L’idée est valable et fut d’ailleurs reprise des années plus tard, mais ce film est ni plus ni moins qu’une catastrophe. Tourné à Prague dans des décors tristes à pleurer, handicapé par des maquillages hideux, des perruques ridicules et un casting décourageant, il respire l’amateurisme et le manque de moyens et évoque bien plus un téléfilm des pays de l’Est qu’un long-métrage de cinéma.
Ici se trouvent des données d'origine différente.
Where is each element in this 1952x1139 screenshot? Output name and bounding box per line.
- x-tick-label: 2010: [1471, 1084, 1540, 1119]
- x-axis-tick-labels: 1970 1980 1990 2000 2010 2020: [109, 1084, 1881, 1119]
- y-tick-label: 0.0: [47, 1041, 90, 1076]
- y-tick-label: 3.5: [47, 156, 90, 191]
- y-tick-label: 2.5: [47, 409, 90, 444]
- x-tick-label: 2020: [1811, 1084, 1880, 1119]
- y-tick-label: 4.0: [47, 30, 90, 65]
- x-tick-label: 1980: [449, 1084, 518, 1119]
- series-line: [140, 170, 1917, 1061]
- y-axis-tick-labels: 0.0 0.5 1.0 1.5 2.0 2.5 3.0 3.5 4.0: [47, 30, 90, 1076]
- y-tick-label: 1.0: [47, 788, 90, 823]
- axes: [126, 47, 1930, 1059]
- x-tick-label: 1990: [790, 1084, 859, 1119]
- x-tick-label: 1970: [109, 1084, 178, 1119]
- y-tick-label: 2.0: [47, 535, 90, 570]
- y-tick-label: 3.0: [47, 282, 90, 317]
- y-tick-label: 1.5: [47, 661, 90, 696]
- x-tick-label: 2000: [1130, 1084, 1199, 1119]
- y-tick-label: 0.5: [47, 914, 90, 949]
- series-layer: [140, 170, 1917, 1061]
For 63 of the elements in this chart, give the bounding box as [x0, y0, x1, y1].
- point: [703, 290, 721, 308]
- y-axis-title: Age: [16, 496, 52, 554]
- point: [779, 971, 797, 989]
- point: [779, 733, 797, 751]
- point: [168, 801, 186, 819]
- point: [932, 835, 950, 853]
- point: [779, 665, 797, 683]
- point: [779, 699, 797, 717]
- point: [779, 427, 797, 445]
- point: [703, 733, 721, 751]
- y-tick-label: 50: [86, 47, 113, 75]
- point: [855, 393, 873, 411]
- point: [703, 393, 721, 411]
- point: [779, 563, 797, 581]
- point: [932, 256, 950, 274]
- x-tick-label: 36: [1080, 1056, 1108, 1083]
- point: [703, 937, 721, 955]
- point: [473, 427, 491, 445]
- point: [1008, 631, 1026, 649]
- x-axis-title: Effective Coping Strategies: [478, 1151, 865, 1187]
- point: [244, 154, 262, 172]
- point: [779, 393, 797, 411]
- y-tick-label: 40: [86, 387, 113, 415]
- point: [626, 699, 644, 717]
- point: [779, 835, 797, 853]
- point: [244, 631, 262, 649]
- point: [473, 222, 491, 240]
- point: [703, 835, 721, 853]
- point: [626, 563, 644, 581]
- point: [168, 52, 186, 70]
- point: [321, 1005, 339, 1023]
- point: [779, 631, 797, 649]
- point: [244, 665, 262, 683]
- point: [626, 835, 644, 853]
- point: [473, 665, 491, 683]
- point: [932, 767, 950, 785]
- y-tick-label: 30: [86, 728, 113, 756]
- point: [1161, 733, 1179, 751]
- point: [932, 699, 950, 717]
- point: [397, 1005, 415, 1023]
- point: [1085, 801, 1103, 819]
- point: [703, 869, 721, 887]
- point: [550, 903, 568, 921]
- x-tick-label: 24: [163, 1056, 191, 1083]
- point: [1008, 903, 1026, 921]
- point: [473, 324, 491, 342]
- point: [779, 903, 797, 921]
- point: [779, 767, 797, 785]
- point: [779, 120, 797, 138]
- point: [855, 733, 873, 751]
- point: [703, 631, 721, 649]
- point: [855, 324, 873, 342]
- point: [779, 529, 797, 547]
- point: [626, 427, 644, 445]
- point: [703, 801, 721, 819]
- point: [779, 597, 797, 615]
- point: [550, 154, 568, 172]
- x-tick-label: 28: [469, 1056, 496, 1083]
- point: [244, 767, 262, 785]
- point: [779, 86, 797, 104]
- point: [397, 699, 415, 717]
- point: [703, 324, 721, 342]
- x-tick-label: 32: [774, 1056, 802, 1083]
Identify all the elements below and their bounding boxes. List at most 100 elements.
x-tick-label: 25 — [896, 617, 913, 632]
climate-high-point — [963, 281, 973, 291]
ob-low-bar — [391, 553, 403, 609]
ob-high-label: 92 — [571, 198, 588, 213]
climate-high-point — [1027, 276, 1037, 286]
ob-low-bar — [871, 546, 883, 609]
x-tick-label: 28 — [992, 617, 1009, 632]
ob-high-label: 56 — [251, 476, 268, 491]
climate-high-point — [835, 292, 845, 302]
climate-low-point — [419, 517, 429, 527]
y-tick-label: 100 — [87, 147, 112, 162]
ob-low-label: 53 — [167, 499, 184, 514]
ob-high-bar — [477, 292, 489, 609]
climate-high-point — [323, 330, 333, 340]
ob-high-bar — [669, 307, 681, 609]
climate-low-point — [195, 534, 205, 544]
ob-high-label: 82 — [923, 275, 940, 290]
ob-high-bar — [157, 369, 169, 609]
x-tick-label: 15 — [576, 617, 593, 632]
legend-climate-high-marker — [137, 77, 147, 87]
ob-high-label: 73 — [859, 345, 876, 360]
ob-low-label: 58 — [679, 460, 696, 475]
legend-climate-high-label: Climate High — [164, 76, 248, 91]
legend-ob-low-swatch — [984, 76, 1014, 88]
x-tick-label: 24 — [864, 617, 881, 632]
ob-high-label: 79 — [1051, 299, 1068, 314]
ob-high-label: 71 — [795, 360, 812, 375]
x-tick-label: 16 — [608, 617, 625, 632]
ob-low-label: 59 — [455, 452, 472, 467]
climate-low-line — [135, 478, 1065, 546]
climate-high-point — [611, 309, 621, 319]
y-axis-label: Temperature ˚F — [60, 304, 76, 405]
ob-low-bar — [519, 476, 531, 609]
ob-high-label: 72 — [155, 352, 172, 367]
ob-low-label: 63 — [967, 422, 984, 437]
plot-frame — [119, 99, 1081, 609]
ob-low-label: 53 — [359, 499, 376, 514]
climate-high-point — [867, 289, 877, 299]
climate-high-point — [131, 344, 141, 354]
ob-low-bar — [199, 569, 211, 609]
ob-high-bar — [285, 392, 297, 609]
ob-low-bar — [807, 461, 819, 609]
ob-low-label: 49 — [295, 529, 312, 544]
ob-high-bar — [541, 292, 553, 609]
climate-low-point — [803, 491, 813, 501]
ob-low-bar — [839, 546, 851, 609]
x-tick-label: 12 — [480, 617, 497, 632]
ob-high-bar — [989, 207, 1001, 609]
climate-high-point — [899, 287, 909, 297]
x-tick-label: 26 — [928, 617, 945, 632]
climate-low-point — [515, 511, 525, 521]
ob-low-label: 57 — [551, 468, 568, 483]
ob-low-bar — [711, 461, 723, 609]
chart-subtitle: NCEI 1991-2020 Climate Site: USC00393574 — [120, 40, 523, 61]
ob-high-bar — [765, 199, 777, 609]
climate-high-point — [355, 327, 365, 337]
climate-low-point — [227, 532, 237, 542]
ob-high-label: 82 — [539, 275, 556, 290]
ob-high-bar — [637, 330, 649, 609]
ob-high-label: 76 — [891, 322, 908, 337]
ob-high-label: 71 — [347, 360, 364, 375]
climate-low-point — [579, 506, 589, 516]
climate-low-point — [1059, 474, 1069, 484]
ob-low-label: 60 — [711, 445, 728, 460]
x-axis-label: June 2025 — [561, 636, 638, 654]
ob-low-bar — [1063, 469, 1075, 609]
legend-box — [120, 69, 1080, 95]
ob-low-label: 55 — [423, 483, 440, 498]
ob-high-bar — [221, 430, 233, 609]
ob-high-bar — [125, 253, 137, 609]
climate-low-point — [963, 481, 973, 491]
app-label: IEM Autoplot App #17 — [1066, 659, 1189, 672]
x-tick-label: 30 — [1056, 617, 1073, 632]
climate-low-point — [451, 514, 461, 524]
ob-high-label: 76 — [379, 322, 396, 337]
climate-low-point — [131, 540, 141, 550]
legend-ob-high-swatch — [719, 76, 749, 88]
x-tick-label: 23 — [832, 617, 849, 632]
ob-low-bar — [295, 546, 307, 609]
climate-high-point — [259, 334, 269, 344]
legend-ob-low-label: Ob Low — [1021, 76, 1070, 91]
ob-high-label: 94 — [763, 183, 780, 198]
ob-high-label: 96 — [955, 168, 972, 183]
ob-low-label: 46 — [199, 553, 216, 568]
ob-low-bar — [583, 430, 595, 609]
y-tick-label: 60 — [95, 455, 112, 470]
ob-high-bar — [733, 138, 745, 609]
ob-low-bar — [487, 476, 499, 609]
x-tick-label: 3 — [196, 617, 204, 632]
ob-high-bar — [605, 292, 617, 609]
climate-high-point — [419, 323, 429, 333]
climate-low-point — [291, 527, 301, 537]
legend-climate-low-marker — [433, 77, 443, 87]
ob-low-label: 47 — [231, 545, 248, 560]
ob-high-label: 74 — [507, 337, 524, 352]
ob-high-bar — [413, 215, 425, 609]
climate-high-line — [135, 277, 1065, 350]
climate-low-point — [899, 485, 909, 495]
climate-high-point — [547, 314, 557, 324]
Monica Keena est une héroïne dépourvue de personnalité et de grâce, Sam Neill joue son idiot de père avec un inamovible sourire, Gil Bellows est un des sept nains (enfin – il n’est pas vraiment nain, c’est un peu compliqué à expliquer, d’autant plus qu’il finit par pécho Blanche-Neige !). On serait tenté de zapper au bout de vingt minutes et d’accrocher son DVD à une branche d’arbre pour faire peur aux oiseaux, mais il reste heureusement, Sigourney Weaver. Non pas qu’elle y fasse des exploits de comédienne et parvienne à sauver la chose du naufrage, mais au moins semble-t-elle s’être bien amusée à jouer la belle-mère sorcière d’une réjouissante méchanceté. Impériale et parfois presque émouvante, elle s’accapare les seuls brefs instants à peu près intéressants (la fausse-couche, les face-à-face avec le miroir) et vaut à l’extrême rigueur qu’on jette un rapide coup d’œil au film.

Inutile de dézinguer plus avant ce « BLANCHE-NEIGE : LE PLUS HORRIBLE DES CONTES » qui ne mérite pas un tel sort. C’est un ratage absolu, un ‘misfire’ comme disent nos amis anglo-saxons, qui ferait passer la version de 2012 avec Charlize Theron pour un classique du 7ème Art. À fuir à toutes jambes.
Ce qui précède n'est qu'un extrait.